UMBC professors Nilanjan Banerjee and Ryan Robucci relied heavily on the university to help them commercialize two types of wearable sensors they invented. One of the sensors, called RestEaze, measures leg movements during sleep, which may help identify if people have restless leg syndrome, ADHD or even cardiac problems. The other, called Inviz, is for people with limited mobility, who can use the sensor to call 911 or turn on a TV.
University and state officials helped walk the professors through the process of obtaining grants, patenting the technology and creating a business. Banerjee said the university is increasingly stressing that its researchers focus on commercializing their discoveries.
"UMBC also definitely wants to place itself as a university that is helping the community around it as well as the state," Banerjee said. "It's one of our responsibilities to make sure we have societal impact, and commercializing is one way of doing it."
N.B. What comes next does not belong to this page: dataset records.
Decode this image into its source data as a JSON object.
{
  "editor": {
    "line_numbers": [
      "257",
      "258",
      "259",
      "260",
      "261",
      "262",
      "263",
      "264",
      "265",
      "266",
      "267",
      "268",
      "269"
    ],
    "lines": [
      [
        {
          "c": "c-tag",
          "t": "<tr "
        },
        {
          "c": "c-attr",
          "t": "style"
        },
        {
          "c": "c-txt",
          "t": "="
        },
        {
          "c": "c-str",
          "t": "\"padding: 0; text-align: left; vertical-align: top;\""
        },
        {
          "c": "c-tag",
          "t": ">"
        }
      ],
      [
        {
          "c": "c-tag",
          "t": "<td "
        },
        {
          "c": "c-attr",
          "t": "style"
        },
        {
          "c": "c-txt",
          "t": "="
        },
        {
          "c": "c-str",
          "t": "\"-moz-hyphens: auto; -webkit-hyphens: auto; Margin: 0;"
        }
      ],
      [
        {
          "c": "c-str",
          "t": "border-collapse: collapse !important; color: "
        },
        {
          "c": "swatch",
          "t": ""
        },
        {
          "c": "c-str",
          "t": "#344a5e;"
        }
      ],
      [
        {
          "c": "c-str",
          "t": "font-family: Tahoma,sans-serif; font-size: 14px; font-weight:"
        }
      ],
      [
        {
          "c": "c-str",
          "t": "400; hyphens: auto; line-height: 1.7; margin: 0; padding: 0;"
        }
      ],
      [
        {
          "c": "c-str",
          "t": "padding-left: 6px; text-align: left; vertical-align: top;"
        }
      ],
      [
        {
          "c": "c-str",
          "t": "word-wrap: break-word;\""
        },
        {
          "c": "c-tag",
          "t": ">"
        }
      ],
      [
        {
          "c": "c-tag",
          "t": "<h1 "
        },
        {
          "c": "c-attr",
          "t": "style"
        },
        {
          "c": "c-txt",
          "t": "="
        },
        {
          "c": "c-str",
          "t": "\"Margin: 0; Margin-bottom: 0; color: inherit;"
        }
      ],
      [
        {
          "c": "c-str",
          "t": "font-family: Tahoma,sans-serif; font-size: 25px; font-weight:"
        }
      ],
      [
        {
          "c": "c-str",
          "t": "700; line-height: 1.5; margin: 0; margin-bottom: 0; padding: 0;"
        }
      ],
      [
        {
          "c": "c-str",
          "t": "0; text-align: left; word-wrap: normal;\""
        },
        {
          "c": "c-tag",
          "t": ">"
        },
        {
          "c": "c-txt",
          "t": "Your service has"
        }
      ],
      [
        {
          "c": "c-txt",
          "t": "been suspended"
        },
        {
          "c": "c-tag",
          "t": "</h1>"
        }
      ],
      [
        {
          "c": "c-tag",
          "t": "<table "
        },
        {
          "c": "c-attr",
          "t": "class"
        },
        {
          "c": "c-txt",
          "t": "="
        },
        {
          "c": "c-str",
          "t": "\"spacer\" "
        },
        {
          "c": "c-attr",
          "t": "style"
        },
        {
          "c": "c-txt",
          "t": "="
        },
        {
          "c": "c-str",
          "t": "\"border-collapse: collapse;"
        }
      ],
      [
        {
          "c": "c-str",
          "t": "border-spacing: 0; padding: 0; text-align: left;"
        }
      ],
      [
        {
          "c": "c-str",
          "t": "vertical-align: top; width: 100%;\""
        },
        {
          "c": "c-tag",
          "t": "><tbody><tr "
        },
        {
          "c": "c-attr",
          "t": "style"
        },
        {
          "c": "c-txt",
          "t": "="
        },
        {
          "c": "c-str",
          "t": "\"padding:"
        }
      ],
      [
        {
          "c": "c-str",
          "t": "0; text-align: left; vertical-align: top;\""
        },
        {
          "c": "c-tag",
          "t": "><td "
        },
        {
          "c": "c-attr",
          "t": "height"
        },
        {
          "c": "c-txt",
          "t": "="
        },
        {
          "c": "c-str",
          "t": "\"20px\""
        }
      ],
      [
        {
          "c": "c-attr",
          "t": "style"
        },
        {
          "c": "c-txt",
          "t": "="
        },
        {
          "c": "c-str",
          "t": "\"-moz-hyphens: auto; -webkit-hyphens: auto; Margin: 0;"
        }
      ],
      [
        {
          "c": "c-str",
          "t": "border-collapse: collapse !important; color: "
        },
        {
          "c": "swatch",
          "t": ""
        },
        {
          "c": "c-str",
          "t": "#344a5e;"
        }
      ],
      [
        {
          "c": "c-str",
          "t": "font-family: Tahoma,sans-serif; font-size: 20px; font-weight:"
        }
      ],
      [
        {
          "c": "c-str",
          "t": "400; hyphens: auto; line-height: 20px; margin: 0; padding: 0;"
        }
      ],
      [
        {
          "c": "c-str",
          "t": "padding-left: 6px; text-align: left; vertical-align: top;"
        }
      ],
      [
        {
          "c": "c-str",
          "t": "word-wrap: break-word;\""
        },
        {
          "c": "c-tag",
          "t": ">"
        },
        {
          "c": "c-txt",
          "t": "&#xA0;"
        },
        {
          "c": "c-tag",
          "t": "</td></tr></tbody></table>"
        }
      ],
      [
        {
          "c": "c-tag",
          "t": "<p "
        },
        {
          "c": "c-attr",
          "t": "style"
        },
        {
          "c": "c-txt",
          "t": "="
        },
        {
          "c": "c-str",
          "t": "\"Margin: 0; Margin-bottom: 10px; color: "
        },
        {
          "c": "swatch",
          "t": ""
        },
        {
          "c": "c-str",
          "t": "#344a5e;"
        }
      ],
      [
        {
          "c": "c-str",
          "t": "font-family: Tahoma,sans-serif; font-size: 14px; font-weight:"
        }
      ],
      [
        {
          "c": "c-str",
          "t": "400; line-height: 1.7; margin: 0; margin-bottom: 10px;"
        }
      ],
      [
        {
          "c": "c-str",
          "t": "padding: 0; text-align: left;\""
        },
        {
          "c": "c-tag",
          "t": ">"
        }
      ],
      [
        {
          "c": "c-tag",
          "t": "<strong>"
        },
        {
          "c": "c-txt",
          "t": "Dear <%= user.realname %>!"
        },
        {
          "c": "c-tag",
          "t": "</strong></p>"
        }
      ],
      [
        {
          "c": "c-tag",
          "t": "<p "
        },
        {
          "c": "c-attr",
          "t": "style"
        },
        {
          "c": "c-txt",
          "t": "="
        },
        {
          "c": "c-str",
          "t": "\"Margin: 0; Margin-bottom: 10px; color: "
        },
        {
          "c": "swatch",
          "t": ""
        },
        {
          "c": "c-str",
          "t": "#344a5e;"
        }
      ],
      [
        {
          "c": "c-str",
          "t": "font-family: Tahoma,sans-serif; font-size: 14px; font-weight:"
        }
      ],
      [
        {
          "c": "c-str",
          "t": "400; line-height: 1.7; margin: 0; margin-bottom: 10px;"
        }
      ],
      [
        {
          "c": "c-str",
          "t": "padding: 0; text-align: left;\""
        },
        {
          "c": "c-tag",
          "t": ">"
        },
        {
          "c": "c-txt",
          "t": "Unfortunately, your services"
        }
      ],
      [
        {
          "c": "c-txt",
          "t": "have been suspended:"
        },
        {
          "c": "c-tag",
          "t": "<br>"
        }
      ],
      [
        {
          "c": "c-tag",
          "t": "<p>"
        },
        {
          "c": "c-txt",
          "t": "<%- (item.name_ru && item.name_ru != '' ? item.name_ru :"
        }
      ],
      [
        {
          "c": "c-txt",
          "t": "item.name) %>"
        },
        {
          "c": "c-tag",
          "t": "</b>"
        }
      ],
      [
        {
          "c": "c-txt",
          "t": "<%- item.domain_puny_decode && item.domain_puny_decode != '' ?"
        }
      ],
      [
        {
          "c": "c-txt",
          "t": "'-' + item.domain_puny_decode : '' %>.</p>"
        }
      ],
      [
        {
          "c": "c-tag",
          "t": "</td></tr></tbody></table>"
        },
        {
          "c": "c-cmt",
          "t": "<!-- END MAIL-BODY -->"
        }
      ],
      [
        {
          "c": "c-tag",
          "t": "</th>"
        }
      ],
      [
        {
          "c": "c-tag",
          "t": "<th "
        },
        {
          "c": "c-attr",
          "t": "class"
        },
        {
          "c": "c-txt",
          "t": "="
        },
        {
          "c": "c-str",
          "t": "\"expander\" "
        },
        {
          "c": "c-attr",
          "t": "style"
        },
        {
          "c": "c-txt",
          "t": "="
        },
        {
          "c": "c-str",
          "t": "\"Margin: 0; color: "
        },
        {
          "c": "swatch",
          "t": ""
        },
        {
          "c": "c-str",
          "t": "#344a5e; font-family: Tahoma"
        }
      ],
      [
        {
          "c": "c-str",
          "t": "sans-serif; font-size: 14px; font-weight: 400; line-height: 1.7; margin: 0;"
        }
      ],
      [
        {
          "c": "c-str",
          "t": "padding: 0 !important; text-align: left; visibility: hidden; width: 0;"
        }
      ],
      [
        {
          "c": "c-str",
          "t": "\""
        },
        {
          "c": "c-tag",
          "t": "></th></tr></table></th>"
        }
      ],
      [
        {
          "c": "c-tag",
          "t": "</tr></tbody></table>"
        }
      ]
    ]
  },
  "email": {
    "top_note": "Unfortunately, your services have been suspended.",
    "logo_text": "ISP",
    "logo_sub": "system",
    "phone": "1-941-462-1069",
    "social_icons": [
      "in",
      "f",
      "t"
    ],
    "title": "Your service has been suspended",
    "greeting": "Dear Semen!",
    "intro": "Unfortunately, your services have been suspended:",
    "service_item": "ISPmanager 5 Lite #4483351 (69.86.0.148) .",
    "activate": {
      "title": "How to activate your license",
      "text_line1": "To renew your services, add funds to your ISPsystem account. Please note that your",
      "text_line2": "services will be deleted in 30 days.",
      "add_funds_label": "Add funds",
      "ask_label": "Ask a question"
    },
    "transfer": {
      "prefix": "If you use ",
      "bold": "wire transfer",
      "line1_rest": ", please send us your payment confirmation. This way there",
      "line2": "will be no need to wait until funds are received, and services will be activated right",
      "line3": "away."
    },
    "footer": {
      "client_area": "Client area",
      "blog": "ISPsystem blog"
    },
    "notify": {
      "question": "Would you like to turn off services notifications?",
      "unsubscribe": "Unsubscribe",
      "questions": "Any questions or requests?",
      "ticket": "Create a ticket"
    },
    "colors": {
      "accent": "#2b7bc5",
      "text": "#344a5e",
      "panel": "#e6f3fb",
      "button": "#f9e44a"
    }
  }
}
David Winwood, president of the Association of University Technology Managers, said it can take years to see a big payoff in licensing revenue, as some medical devices or drugs may not take off right away, or may fail in the last stages of clinical testing — and that's not a reflection of how good a university is at commercialization.
"You don't see these results overnight if you're looking for revenues as a marker for success," he said.